Stay in this business long enough and you’ll end up speaking Kitchen-ese. For example:
“I need a grill.”
“A griddle or a char broiler?”
“Just a grill.”
“Upright, range-match, counter model or free-standing, flat-top or grate-top, what length, on casters or legs, cast radiants, cast grates, what grid spacing, chrome or cold roll steel, round or scround, grooved or flat, safety pilots, piezo or electronic ignition, gutter location, service shelves, overshelves, lower rack , char rocks, radiants, smoke box, electric, propane, natural gas, back shelf, with or without slip-on covers, side and back extensions, low profile, gas hose (how long?), oven base, storage base, refrigerator base?”
“A grill, just a standard grill.”
“Can you cook an egg on it?”
Each segment of our business has its own vernacular. At times, it seems as if we aren’t even speaking the same language – and usually we aren’t.
If you are not familiar the equipment jargon of one group, the parlance of another may resonate with you. The foodservice industry is anything but monolithic. The paths that each of us have taken are rich with both ethnic and culinary traditions. In spite of these differences, we do manage to communicate. Sort of.
One’s man’s “bain marie” is another’s “steam table;” yet, to someone else, the same equipment is a “refrigerated sandwich unit”. Is it a “salamander” (a curious term unto itself), a “cheese melter” or a “finishing oven?”
We all have “86’d” a menu item, but do we know where the term originated?
If we want a “speed rack,” is that something that holds “bun” (“sheet”) pans or liquor bottles? Is the fabricator’s “double overshelf” on a “chef’s line” (AKA a “front line”) a “pass” or a “window”? Is a “spatula” something that you use to decorate a cake or to turn burgers and pancakes? Is it a “stove” or a “range”?

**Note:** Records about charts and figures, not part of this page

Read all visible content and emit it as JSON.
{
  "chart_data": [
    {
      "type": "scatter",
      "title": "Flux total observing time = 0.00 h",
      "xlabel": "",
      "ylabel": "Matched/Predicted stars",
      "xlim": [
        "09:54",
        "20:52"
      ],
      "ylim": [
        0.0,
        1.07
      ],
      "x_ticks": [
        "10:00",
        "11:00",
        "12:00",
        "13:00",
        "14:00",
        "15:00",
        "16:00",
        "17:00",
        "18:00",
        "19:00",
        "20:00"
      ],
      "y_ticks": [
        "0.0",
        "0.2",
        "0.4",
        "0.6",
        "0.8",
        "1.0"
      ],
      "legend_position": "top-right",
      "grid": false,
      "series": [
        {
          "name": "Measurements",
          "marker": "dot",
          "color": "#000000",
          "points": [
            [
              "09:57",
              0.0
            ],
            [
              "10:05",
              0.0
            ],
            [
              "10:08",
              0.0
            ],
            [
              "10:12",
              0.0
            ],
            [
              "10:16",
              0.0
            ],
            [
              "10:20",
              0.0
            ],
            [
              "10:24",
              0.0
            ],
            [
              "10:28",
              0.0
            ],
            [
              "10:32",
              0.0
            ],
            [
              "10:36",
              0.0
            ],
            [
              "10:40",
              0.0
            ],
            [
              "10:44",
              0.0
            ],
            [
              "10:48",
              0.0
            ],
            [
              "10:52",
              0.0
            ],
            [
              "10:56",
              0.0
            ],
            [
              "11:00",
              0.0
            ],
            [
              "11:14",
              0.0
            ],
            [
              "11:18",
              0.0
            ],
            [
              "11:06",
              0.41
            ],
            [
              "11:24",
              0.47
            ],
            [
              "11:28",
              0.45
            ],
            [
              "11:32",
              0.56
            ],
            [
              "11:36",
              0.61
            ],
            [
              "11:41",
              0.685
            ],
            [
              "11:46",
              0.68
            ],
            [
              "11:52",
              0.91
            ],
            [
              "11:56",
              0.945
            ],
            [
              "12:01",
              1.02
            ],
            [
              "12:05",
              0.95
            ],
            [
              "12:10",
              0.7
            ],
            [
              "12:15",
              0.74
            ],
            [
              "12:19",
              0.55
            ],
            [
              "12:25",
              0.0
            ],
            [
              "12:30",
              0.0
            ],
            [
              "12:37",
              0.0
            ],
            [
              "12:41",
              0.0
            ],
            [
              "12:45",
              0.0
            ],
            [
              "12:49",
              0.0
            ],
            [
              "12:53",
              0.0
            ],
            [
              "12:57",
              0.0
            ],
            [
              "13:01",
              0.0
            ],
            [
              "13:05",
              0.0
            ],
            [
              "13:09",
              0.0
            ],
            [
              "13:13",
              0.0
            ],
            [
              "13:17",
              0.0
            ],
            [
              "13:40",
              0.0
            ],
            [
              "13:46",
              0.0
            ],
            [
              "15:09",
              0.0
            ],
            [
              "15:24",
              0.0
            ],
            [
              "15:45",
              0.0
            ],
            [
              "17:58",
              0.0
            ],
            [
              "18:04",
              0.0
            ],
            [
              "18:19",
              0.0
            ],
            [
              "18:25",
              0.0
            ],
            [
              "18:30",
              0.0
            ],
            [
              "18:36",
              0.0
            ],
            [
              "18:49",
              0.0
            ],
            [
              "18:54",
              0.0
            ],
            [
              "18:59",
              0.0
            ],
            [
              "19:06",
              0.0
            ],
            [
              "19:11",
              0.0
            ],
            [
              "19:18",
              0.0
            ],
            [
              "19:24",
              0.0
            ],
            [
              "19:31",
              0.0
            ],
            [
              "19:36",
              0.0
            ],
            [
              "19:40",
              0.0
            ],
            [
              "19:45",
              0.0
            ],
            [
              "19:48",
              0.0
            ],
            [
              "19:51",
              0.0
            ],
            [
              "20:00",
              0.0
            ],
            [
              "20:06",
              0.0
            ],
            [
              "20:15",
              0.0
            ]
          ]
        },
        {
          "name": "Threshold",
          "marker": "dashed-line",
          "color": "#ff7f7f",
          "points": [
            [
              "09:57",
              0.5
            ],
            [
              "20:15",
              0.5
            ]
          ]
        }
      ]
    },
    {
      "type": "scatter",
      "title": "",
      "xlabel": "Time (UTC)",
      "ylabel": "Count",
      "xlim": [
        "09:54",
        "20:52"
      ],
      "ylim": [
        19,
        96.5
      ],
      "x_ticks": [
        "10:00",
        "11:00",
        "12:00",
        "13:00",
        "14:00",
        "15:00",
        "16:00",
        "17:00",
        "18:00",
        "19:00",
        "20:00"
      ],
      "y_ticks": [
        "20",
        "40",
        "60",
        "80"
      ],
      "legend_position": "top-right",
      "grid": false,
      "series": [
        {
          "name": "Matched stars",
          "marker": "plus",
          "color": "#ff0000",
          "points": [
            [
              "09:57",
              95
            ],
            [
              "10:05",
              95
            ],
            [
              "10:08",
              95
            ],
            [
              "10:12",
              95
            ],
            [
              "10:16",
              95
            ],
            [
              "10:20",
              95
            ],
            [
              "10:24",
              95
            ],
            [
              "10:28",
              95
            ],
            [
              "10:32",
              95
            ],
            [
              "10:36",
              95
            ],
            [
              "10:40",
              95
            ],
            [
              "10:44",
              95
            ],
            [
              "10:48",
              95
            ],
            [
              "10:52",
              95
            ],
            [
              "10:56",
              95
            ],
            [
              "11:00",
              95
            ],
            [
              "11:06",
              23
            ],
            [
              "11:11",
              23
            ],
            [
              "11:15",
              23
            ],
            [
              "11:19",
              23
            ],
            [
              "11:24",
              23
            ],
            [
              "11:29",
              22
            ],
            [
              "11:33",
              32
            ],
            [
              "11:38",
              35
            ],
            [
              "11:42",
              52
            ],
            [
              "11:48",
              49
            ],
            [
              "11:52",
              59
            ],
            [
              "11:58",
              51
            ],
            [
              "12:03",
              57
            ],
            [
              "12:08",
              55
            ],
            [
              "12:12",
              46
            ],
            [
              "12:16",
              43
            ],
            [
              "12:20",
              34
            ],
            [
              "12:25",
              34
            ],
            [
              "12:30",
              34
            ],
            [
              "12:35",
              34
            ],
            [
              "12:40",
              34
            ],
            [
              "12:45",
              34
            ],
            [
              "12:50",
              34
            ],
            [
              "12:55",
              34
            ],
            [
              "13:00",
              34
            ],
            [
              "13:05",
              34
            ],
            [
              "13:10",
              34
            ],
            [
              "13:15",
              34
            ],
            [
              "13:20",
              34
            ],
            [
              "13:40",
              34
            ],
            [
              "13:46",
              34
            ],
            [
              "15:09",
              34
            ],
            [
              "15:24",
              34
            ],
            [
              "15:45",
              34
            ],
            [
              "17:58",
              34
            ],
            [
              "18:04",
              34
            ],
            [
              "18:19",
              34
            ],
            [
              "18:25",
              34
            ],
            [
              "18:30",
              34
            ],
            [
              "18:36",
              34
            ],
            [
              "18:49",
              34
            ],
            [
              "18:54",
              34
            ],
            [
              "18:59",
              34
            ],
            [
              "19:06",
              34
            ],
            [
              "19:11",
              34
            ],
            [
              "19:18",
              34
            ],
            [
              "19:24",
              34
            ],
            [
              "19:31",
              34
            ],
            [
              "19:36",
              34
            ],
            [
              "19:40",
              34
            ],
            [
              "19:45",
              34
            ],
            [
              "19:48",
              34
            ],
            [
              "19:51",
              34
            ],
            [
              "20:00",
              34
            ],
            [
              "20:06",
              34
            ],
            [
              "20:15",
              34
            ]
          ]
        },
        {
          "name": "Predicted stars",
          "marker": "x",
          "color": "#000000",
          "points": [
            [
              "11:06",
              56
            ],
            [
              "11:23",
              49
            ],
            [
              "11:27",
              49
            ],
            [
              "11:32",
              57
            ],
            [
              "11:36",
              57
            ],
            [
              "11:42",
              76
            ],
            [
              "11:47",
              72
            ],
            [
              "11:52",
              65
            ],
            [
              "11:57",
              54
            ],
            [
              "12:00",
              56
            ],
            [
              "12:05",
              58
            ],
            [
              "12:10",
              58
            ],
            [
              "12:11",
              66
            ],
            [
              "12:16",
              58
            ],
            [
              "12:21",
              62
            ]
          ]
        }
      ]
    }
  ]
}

Even our descriptors can be misleading: “Standard,” a term that I’d encourage all of us to eliminate from our foodservice equipment vocabulary doesn’t exist. “Custom” carries the stigmas of being high-priced and un-returnable. “Modular” leaves us flat.
Then, there are those pesky culinary terms. Did you ever try to use them in a sentence? Let me take a stab at it:
Last night, just as I was playing my mandoline (in order to amuse bouche), a monkey dished out an offal lagniappe. Then Sirloin, a barista from the brigade, told me to grab-and-go. He was a real Jamaican Jerk. I didn’t relish the thought. In fact, I’d rather have eaten poisson. I knew that I’d mise en place. If only they’d given me one more chance to tocque the whetstone or the brix…
The boner that I made was to travel confit and not a la carte. It was icing out, and deglaze just slowed me down. I really should have enrobed, donned my china cap, saddled my veal and peeled like a pizza.
I needed to be whisked to sommelier else. How about sous?